11 de septiembre de 2008

Cañaveral

Junto a Manuel, Fenicio y Alcazar solía pasar tardes enteras proyectando ocurrencias en el terreno baldío de Garzuaga y Moreno, la esquina roja le llamaba el lechero, rostizado por el Sol del verano seco. En el pueblo no eran tantas las esquinas rojas. No eran tantos los amigos ni los parientes. La zona sur, elevada unos metros siempre adquiere a fines de verano un color mas intenso y apagado. Las oscuras veredas y la grava negra en las calles desenvuelven un ambiente por sobre todo caluroso hasta altas horas, los insectos prefieren el sur. Y nosotros eramos el sur.
El baldío tapialado nos ocultaba de las miradas impetuosas que nos perturbarian cuando hacíamos pequeños fuegos donde prendíamos cigarrillos robados, el baldío nos aislaba. Hay, todavía, un cañaveral medio destrozado.
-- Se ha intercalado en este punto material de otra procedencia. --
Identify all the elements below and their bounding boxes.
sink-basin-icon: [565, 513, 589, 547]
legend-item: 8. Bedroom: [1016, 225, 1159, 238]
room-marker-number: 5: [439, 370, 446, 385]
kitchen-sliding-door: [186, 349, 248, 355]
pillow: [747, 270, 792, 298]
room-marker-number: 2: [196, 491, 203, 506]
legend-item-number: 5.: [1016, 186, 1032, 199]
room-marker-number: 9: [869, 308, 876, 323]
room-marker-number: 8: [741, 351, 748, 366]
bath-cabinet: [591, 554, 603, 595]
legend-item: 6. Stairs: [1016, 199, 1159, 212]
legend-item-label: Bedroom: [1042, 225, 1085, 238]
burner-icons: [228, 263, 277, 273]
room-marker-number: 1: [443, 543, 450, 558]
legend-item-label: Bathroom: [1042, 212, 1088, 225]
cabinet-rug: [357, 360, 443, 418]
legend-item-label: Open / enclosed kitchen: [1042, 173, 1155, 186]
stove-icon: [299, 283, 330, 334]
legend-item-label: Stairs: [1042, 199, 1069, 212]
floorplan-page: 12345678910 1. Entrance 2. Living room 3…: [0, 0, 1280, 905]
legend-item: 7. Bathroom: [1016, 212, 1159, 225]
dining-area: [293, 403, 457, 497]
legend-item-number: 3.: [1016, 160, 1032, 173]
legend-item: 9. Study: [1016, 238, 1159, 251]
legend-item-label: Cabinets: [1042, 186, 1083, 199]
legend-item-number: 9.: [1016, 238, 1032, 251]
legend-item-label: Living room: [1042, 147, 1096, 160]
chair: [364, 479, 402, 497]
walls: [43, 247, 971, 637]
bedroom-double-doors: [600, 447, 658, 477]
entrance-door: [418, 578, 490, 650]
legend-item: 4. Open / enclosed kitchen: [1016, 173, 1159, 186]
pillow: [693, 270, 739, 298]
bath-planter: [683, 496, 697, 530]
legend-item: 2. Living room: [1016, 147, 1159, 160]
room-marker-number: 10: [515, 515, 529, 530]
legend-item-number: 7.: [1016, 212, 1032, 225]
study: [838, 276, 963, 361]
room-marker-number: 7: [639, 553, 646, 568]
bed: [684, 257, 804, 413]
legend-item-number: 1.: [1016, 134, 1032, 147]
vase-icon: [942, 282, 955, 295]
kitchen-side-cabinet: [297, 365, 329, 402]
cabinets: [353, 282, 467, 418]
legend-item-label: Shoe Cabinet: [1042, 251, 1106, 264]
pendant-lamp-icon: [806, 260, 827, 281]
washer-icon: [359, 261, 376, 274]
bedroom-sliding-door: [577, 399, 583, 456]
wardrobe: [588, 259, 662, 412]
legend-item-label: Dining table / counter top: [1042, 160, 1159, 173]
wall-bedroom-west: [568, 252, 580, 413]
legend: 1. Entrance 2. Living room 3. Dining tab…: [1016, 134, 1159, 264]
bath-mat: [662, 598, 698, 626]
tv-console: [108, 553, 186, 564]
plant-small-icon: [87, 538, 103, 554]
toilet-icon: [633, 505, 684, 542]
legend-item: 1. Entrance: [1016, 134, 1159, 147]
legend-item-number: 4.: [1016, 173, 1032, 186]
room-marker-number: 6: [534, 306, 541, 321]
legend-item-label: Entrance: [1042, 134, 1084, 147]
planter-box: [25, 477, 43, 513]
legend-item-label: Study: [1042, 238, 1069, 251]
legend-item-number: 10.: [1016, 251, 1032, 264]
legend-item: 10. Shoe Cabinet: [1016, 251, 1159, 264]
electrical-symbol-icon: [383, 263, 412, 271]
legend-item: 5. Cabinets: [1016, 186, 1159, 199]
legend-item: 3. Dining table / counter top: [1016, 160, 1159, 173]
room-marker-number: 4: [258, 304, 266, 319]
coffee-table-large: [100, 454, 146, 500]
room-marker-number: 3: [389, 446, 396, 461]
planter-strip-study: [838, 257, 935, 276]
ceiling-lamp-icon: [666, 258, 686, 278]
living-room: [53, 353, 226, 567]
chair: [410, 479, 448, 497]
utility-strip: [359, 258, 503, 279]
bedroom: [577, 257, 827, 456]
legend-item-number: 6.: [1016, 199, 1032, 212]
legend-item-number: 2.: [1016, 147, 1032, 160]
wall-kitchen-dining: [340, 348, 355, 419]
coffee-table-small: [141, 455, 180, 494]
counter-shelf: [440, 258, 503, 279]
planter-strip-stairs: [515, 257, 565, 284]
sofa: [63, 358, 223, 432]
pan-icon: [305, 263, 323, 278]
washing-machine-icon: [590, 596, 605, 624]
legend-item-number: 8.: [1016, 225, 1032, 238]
Madera, arma, escondite, un ser, el cañaveral. El paredón daba hacia el norte, fue ahí donde decidimos instalar los tres palos.
Llegamos y saqué la pelota de la mochila. Estaba todo tan asquerosamente embarrado con tierra podrida que nos escupimos con Fenicio. Mi mochila hedía tanto como yo, se que ese olor ya es parte de mi conciencia, si lo volviera a encontrar indudablemente retrotraería mis pensamientos hacia una penosa infancia temprana. Alcazar tomó la pelota de mis manos y empezó a patearla dando carcajadas, la levantaba y la cabeceaba y se le caían las lágrimas. La pateó hacia donde Manuel intentaba acomodar la bicicleta nueva que se le desinfló en el camino. Salió por la pequeña puerta entrando a la calle, y él salió tras ella. Los ruidos, unos sobre los otros, de las cuatro ruedas derrapando sobre las piedritas negras fue el motor que impulsó su cuello al levantar la cabeza. Ráfagas de balas fue lo que siguió, un comandante del grupo Intres estaba en la zona y los Reinas lo identificaron, no podían quedar testigos, debíamos estar aislados.